À son crédit, le gouvernement des «feux de signalisation» (social-démocrate-vert-libéral) s’efforce depuis des mois de sevrer l’Allemagne des combustibles fossiles russes. Les importations de charbon ont été stoppées. Les importations de pétrole devraient cesser d’ici décembre. Mais le découplage du gaz, selon Berlin, prendra jusqu’à la fin de 2024, principalement parce que les principales industries allemandes (chimie, papier, verre) en dépendent et parce que la plupart des ménages privés se chauffent avec.

Certaines entreprises ont été assez agiles pour s’adapter : par exemple, SKW en Saxe-Anhalt, un producteur d’engrais dont le prix était hors du marché, s’est tourné vers la fabrication d’un mélange eau-urée très demandé pour réduire la pollution des moteurs diesel. Les maires annoncent qu’ils éteindront les lumières des bâtiments la nuit et cesseront de chauffer les piscines publiques. Le gouvernement promet des allocations énergétiques aux entreprises particulièrement touchées par la hausse des prix de l’essence.

La coalition pourrait même renoncer à son refus de prolonger la durée de vie des trois dernières centrales nucléaires allemandes. (Auquel cas je me serais trompé dans ma chronique précédente.) En guise d’appât, l’opposition a fait miroiter une limite de vitesse – et cela malgré le fait que les Allemands considèrent que parcourir l’autoroute à 200 km/h est sacré et droit d’aînesse inaliénable, comparable uniquement au droit de porter des armes du deuxième amendement des Américains.

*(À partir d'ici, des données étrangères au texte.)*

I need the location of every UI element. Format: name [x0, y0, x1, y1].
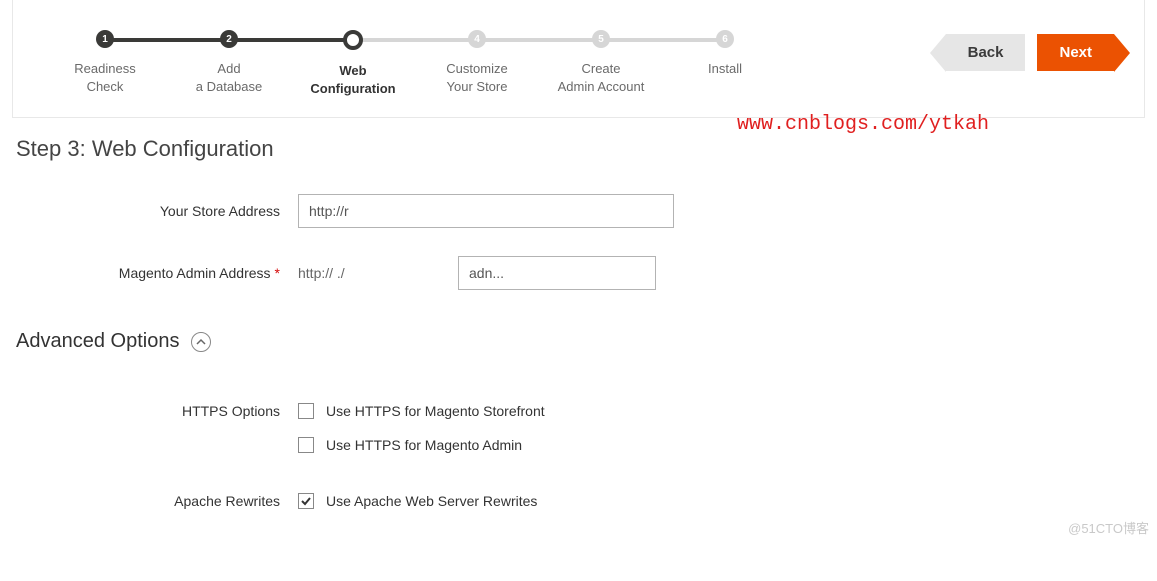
step-label: Customize Your Store: [446, 60, 507, 95]
https-admin-checkbox[interactable]: [298, 437, 314, 453]
step-connector: [353, 38, 477, 42]
wizard-header: 1 Readiness Check 2 Add a Database 3 Web…: [12, 0, 1145, 118]
step-number-6: 6: [716, 30, 734, 48]
apache-rewrites-checkbox[interactable]: [298, 493, 314, 509]
step-label: Create Admin Account: [558, 60, 645, 95]
step-number-4: 4: [468, 30, 486, 48]
next-button[interactable]: Next: [1037, 34, 1114, 71]
page-title: Step 3: Web Configuration: [16, 136, 1141, 162]
step-connector: [477, 38, 601, 42]
bottom-watermark: @51CTO博客: [1068, 518, 1149, 537]
wizard-nav-buttons: Back Next: [946, 34, 1114, 71]
step-label: Add a Database: [196, 60, 263, 95]
chevron-up-icon[interactable]: [191, 332, 211, 352]
step-connector: [229, 38, 353, 42]
admin-address-label: Magento Admin Address*: [16, 265, 298, 281]
step-label: Readiness Check: [74, 60, 135, 95]
step-label: Web Configuration: [310, 62, 395, 97]
step-number-5: 5: [592, 30, 610, 48]
admin-address-row: Magento Admin Address* http:// ./: [16, 256, 1141, 290]
apache-rewrites-option-label: Use Apache Web Server Rewrites: [326, 493, 537, 509]
watermark-url: www.cnblogs.com/ytkah: [737, 113, 989, 136]
step-connector: [601, 38, 725, 42]
step-number-1: 1: [96, 30, 114, 48]
step-readiness-check[interactable]: 1 Readiness Check: [43, 30, 167, 95]
page-body: Step 3: Web Configuration Your Store Add…: [0, 118, 1157, 549]
step-number-3-current: 3: [343, 30, 363, 50]
step-label: Install: [708, 60, 742, 78]
store-address-row: Your Store Address: [16, 194, 1141, 228]
step-number-2: 2: [220, 30, 238, 48]
https-storefront-row: Use HTTPS for Magento Storefront: [298, 403, 545, 419]
back-button[interactable]: Back: [946, 34, 1026, 71]
apache-rewrites-row: Apache Rewrites Use Apache Web Server Re…: [16, 493, 1141, 509]
https-admin-label: Use HTTPS for Magento Admin: [326, 437, 522, 453]
admin-address-prefix: http:// ./: [298, 259, 458, 287]
admin-path-input[interactable]: [458, 256, 656, 290]
required-asterisk: *: [275, 265, 280, 281]
https-storefront-label: Use HTTPS for Magento Storefront: [326, 403, 545, 419]
advanced-options-header[interactable]: Advanced Options: [16, 330, 1141, 353]
https-options-row: HTTPS Options Use HTTPS for Magento Stor…: [16, 403, 1141, 493]
https-options-label: HTTPS Options: [16, 403, 298, 419]
apache-rewrites-label: Apache Rewrites: [16, 493, 298, 509]
step-connector: [105, 38, 229, 42]
store-address-input[interactable]: [298, 194, 674, 228]
https-admin-row: Use HTTPS for Magento Admin: [298, 437, 545, 453]
step-progress: 1 Readiness Check 2 Add a Database 3 Web…: [43, 30, 946, 97]
advanced-options-title: Advanced Options: [16, 330, 179, 353]
https-storefront-checkbox[interactable]: [298, 403, 314, 419]
store-address-label: Your Store Address: [16, 203, 298, 219]
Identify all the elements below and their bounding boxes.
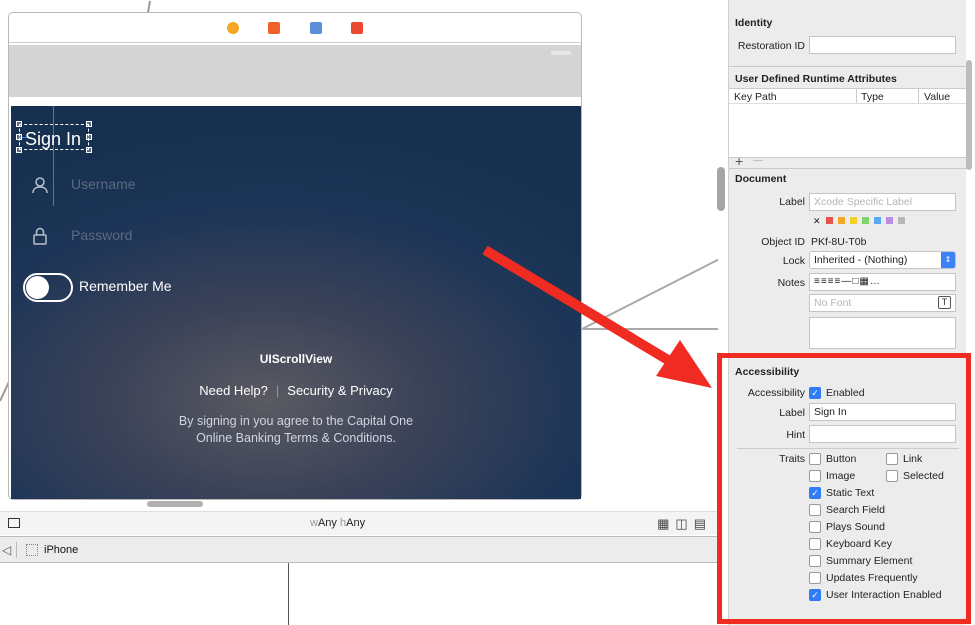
annotation-arrow-shaft bbox=[482, 245, 671, 365]
annotation-arrow-head-icon bbox=[656, 340, 712, 388]
annotation-highlight-frame bbox=[717, 353, 971, 624]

Pourtant, la baisse de la consommation, le changement de produits et les subventions gouvernementales n’arrêteront pas les insolvabilités, les délocalisations et les pertes d’emplois – ou le rationnement du gaz. Les Allemands se préparent donc à une éventuelle récession, avec la poursuite de l’inflation, une baisse marquée du pouvoir d’achat des consommateurs et un climat des affaires qui se dégrade.

Les derniers sondages montrent toujours un fort soutien à l’Ukraine et au découplage des énergies fossiles russes ; mais il est amoindri et montre une nette division est-ouest. Les maires de l’Est et les législateurs des États ont mis en garde contre «des tensions sociales massives». Le ministre-président de Saxe veut que la guerre en Ukraine soit « gelée », son homologue bavarois appelle à « penser à notre peuple ». Les frictions entre les trois partenaires de la coalition gouvernementale commencent à se faire sentir.

Une vidéo de propagande russe bizarrement autofélicitante qui est récemment devenue virale disait : « L’hiver arrive [Time to Move to Russia].” Mais céder au Kremlin en poussant l’Ukraine vers un armistice et mettre en service Nord Stream 2 serait un suicide politique. Poutine ne fait pas seulement la guerre à l’Ukraine, mais à l’Occident. Et l’Allemagne est le point d’appui où il doit appliquer le maximum de force pour briser l’Europe et l’alliance transatlantique.

Des temps difficiles nous attendent. Ainsi soit-il.